German

Notable Faculty & Student Achievements

June 2021

  • Associate Professor of German Erika Berroth presented the paper “Opening Language Learning to Social Justice: Designing an OER German Curriculum” at the virtual Language Education for Social Justice conference and the 37th Summer School of Applied Language Studies hosted by the University of Jyväskylä, Finland, June 1–3, 2021. An international group of scholars, educators, and artists answered central questions: What does social justice have to do with language education? Why do we need to talk about social justice as language teachers, teacher educators, and researchers? How can research look at and beyond language in education with the goal of being a catalyst for critical thinking, democracy, equity, and peace? Berroth’s contribution focused on the collaborative authoring and editing of an open educational resource, Grenzenlos Deutsch , an introductory German curriculum.





April 2021

  • Associate Professor of German Erika Berroth presented a paper at the 74th KFLC: The Languages, Literatures, and Cultures Conference at the University of Kentucky, Lexington, April 22–24, 2021. Her paper “STEM, German, and Dürrenmatt: Interdisciplinary Connections” contributed to the panel “Friedrich Dürrenmatt at 100,” commemorating the Swiss author and public intellectual.

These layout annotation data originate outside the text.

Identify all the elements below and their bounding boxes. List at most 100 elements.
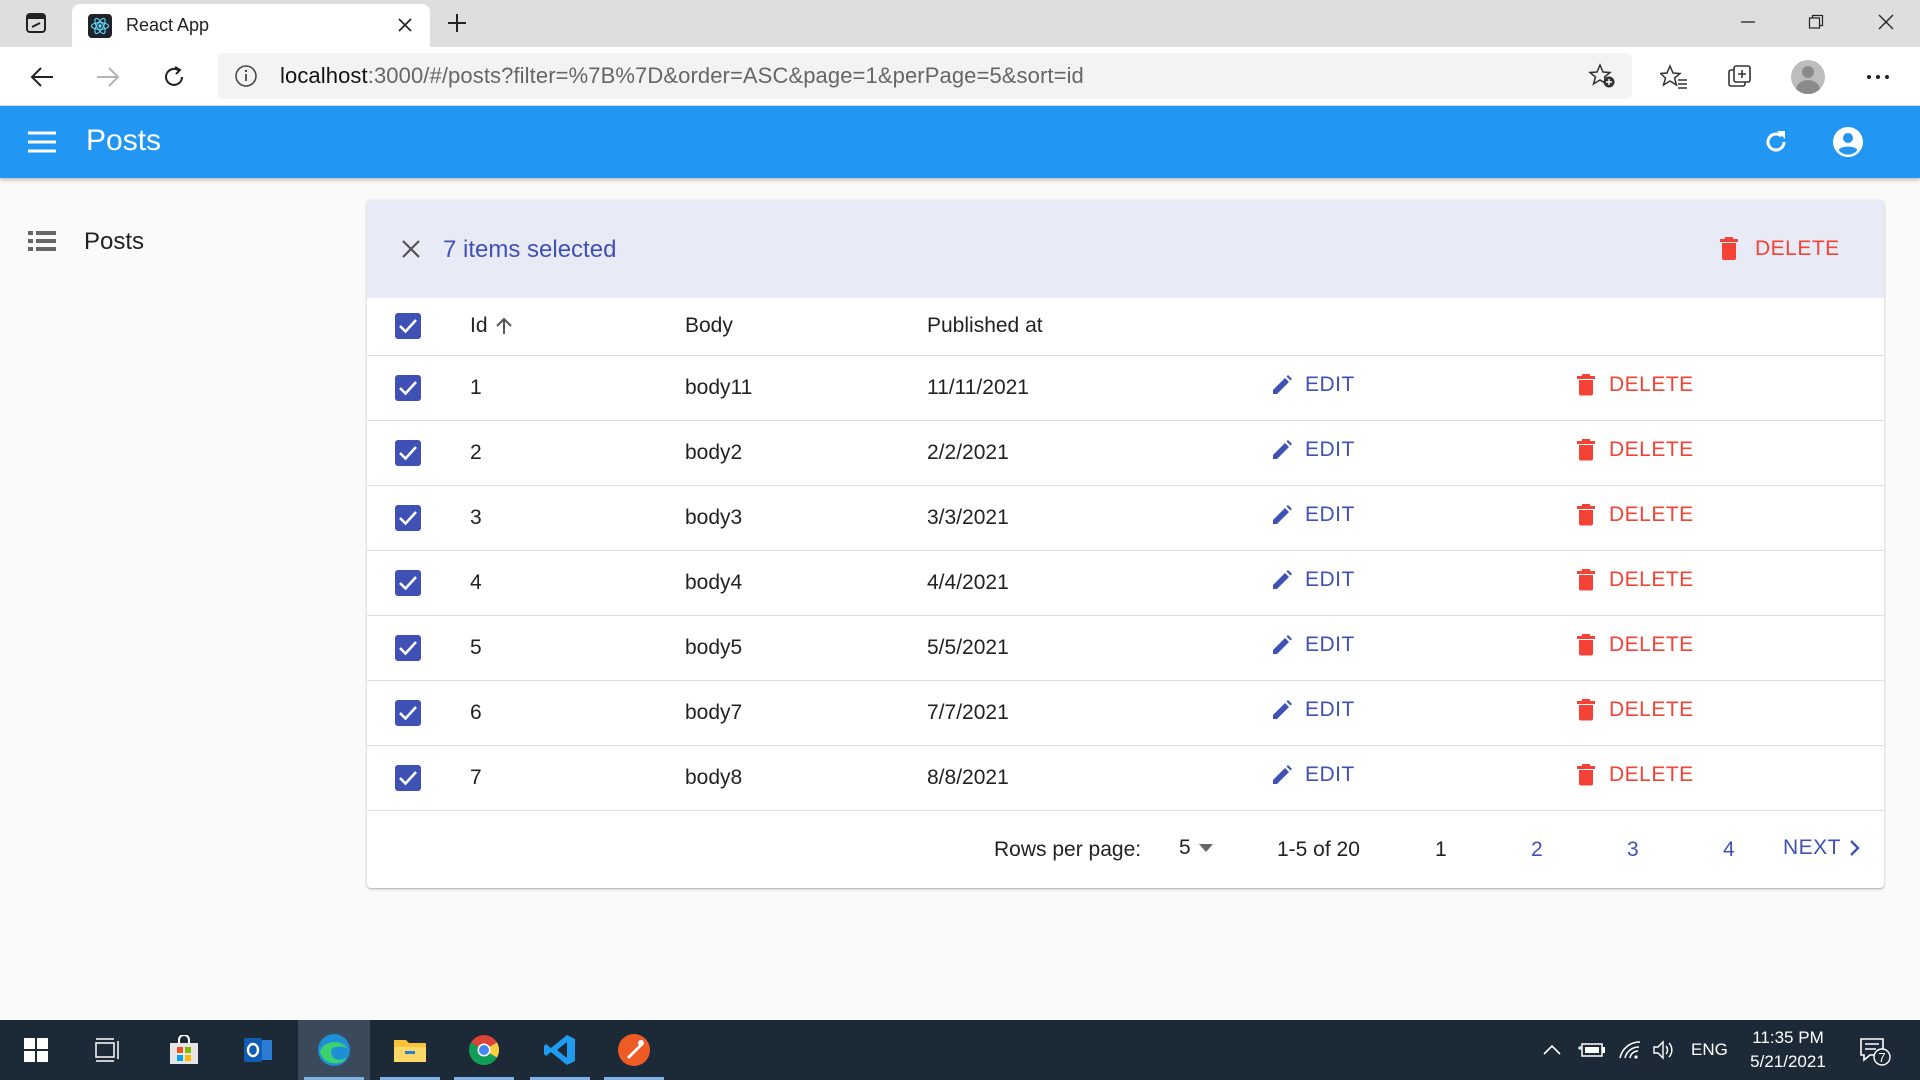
row-checkbox[interactable] — [395, 634, 421, 661]
checkmark-icon — [399, 380, 417, 395]
delete-button[interactable]: DELETE — [1577, 438, 1694, 462]
tab-actions-button[interactable] — [14, 8, 58, 38]
taskbar-vscode[interactable] — [524, 1020, 596, 1080]
checkmark-icon — [399, 640, 417, 655]
edit-button[interactable]: EDIT — [1271, 568, 1355, 592]
edit-button[interactable]: EDIT — [1271, 698, 1355, 722]
restore-window-button[interactable] — [1782, 0, 1850, 44]
published-column-header[interactable]: Published at — [927, 314, 1043, 337]
table-row[interactable]: 7 body8 8/8/2021 EDIT DELETE — [367, 745, 1884, 810]
pencil-icon — [1273, 635, 1292, 654]
delete-button[interactable]: DELETE — [1577, 698, 1694, 722]
id-column-header[interactable]: Id — [470, 314, 514, 338]
edit-button[interactable]: EDIT — [1271, 763, 1355, 787]
more-button[interactable] — [1856, 55, 1900, 99]
battery-icon — [1578, 1043, 1605, 1057]
delete-button[interactable]: DELETE — [1577, 568, 1694, 592]
trash-icon — [1577, 374, 1595, 396]
start-button[interactable] — [0, 1020, 72, 1080]
trash-icon — [1577, 569, 1595, 591]
taskbar-outlook[interactable] — [222, 1020, 294, 1080]
edit-button[interactable]: EDIT — [1271, 438, 1355, 462]
body-column-header[interactable]: Body — [685, 314, 733, 337]
page-button-2[interactable]: 2 — [1531, 838, 1543, 862]
row-checkbox[interactable] — [395, 374, 421, 401]
row-checkbox[interactable] — [395, 439, 421, 466]
checkmark-icon — [399, 445, 417, 460]
tab-title: React App — [126, 15, 210, 35]
edit-button[interactable]: EDIT — [1271, 633, 1355, 657]
reload-button[interactable] — [152, 55, 196, 99]
action-center-button[interactable]: 7 — [1858, 1020, 1892, 1080]
delete-label: DELETE — [1609, 698, 1694, 721]
bulk-delete-button[interactable]: DELETE — [1719, 230, 1840, 268]
favorites-button[interactable] — [1652, 55, 1696, 99]
taskbar-clock[interactable]: 11:35 PM 5/21/2021 — [1738, 1026, 1838, 1074]
delete-button[interactable]: DELETE — [1577, 763, 1694, 787]
refresh-button[interactable] — [1756, 122, 1796, 162]
table-row[interactable]: 3 body3 3/3/2021 EDIT DELETE — [367, 485, 1884, 550]
new-tab-button[interactable] — [440, 8, 474, 38]
battery-status[interactable] — [1578, 1020, 1606, 1080]
page-button-3[interactable]: 3 — [1627, 838, 1639, 862]
row-checkbox[interactable] — [395, 504, 421, 531]
taskbar-chrome[interactable] — [448, 1020, 520, 1080]
close-window-button[interactable] — [1852, 0, 1920, 44]
menu-button[interactable] — [20, 124, 64, 160]
site-info-icon[interactable] — [232, 64, 260, 88]
list-icon — [28, 230, 56, 257]
close-icon — [1878, 14, 1894, 30]
table-header-row: Id Body Published at — [367, 298, 1884, 355]
minimize-window-button[interactable] — [1714, 0, 1782, 44]
taskbar-postman[interactable] — [598, 1020, 670, 1080]
add-favorite-icon[interactable] — [1588, 63, 1616, 94]
forward-button[interactable] — [86, 55, 130, 99]
show-hidden-icons-button[interactable] — [1542, 1020, 1562, 1080]
delete-button[interactable]: DELETE — [1577, 373, 1694, 397]
delete-button[interactable]: DELETE — [1577, 633, 1694, 657]
caret-down-icon — [1198, 844, 1213, 852]
table-row[interactable]: 6 body7 7/7/2021 EDIT DELETE — [367, 680, 1884, 745]
taskbar-store[interactable] — [148, 1020, 220, 1080]
sidebar-item-posts[interactable]: Posts — [0, 220, 340, 262]
taskbar-edge[interactable] — [298, 1020, 370, 1080]
bulk-delete-label: DELETE — [1755, 237, 1840, 260]
user-menu-button[interactable] — [1828, 122, 1868, 162]
select-all-checkbox[interactable] — [395, 313, 421, 340]
clock-time: 11:35 PM — [1752, 1028, 1824, 1047]
page-button-4[interactable]: 4 — [1723, 838, 1735, 862]
edit-button[interactable]: EDIT — [1271, 373, 1355, 397]
refresh-icon — [1766, 131, 1786, 152]
table-row[interactable]: 5 body5 5/5/2021 EDIT DELETE — [367, 615, 1884, 680]
row-checkbox[interactable] — [395, 764, 421, 791]
chevron-up-icon — [1543, 1044, 1561, 1055]
task-view-button[interactable] — [72, 1020, 144, 1080]
pencil-icon — [1273, 570, 1292, 589]
collections-button[interactable] — [1718, 55, 1762, 99]
profile-button[interactable] — [1786, 55, 1830, 99]
browser-tab-strip: React App — [0, 0, 1920, 47]
browser-tab[interactable]: React App — [72, 4, 430, 47]
table-row[interactable]: 1 body11 11/11/2021 EDIT DELETE — [367, 355, 1884, 420]
page-button-1[interactable]: 1 — [1435, 838, 1447, 862]
cell-body: body5 — [685, 635, 743, 659]
row-checkbox[interactable] — [395, 569, 421, 596]
back-button[interactable] — [20, 55, 64, 99]
cell-body: body7 — [685, 700, 743, 724]
address-bar[interactable]: localhost:3000/#/posts?filter=%7B%7D&ord… — [218, 53, 1632, 99]
delete-button[interactable]: DELETE — [1577, 503, 1694, 527]
edit-button[interactable]: EDIT — [1271, 503, 1355, 527]
input-language[interactable]: ENG — [1691, 1020, 1728, 1080]
volume-control[interactable] — [1652, 1020, 1676, 1080]
page-title: Posts — [86, 124, 162, 157]
url-path: :3000/#/posts?filter=%7B%7D&order=ASC&pa… — [367, 63, 1084, 88]
rows-per-page-select[interactable]: 5 — [1179, 836, 1213, 860]
table-row[interactable]: 4 body4 4/4/2021 EDIT DELETE — [367, 550, 1884, 615]
close-tab-icon[interactable] — [394, 14, 416, 36]
table-row[interactable]: 2 body2 2/2/2021 EDIT DELETE — [367, 420, 1884, 485]
row-checkbox[interactable] — [395, 699, 421, 726]
network-status[interactable] — [1618, 1020, 1642, 1080]
clear-selection-button[interactable] — [395, 233, 427, 265]
next-page-button[interactable]: NEXT — [1783, 836, 1861, 860]
taskbar-file-explorer[interactable] — [374, 1020, 446, 1080]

  • Associate Professor of German Erika Berroth earned a materials grant from the German Academic Exchange Service, or DAAD. The German program curriculum and interdisciplinary programs will be enriched through a curated collection of diverse materials on German myths and legends. Berroth is eligible to compete for those grants as she serves as a DAAD Ortslektorin, connecting and coordinating outreach to educators at all levels of instruction.





February 2021

  • Associate Professor of German Erika Berroth received a grant from the German Academic Exchange Service, DAAD. The grant enriches the teaching and learning of German at SU through a curated collection of prominent publications in German literature in 2019 and 2020.





  • Associate Professor of German Erika Berroth participated in a roundtable at the 2021 virtual conference of the Modern Language Association in Toronto, Canada. Berroth was one of four speakers invited to present on the topic “How to Survive as a Small German Program.” The session was sponsored by the American Association of Teachers of German.





October 2020

  • Associate Professor of German Erika Berroth gave a presentation on “Syllabus Design and Universal Design for Learning (UDL)” at the 45th Annual Women in German Conference, which was hosted virtually at Sewanee, University of the South, Tennessee, October 15–18, 2020. The presentation contributed to a pedagogy panel on “Universal Design for Learning as Feminist Practice.” Berroth serves on the Women in German Dissertation Prize Committee and was delighted to meet and mentor the candidates and the award winner, who participated from Germany. 





  • Associate Professor of German Erika Berroth  participated in a three-day faculty seminar convened in the context of the 44th annual meeting of the German Studies Association. Via Zoom, the Beyond Umweltschutz:  Narrative and Visual Responses to Environmental Threats seminar brought together 18 environmental humanities scholars from three continents to discuss the research papers they shared with this group earlier this year. Berroth’s contribution, “From Apathy to Empathy: Approaches to Inviting Activism at the Intersections of Science and Storytelling in Werner Herzog’s Documentaries and Ilija Trojanow’s EisTau  (2011)/ The Lamentations of Zeno  (2016),” relates to texts and contexts she teaches in her first-year and advanced-entry  seminar on International Climate Fiction. 





September 2020

  • Associate Professor of German Erika Berroth  published an article commemorating the work of the late Ursula Mahlendorf, an advocate for justice, feminist scholar, and pioneer in connecting psychoanalysis with the study of literary representations, childhood trauma, and creativity. The article appears in Glossen,  a peer-reviewed, bilingual, German–American scholarly journal on literature, art, and culture in German-speaking countries after 1945.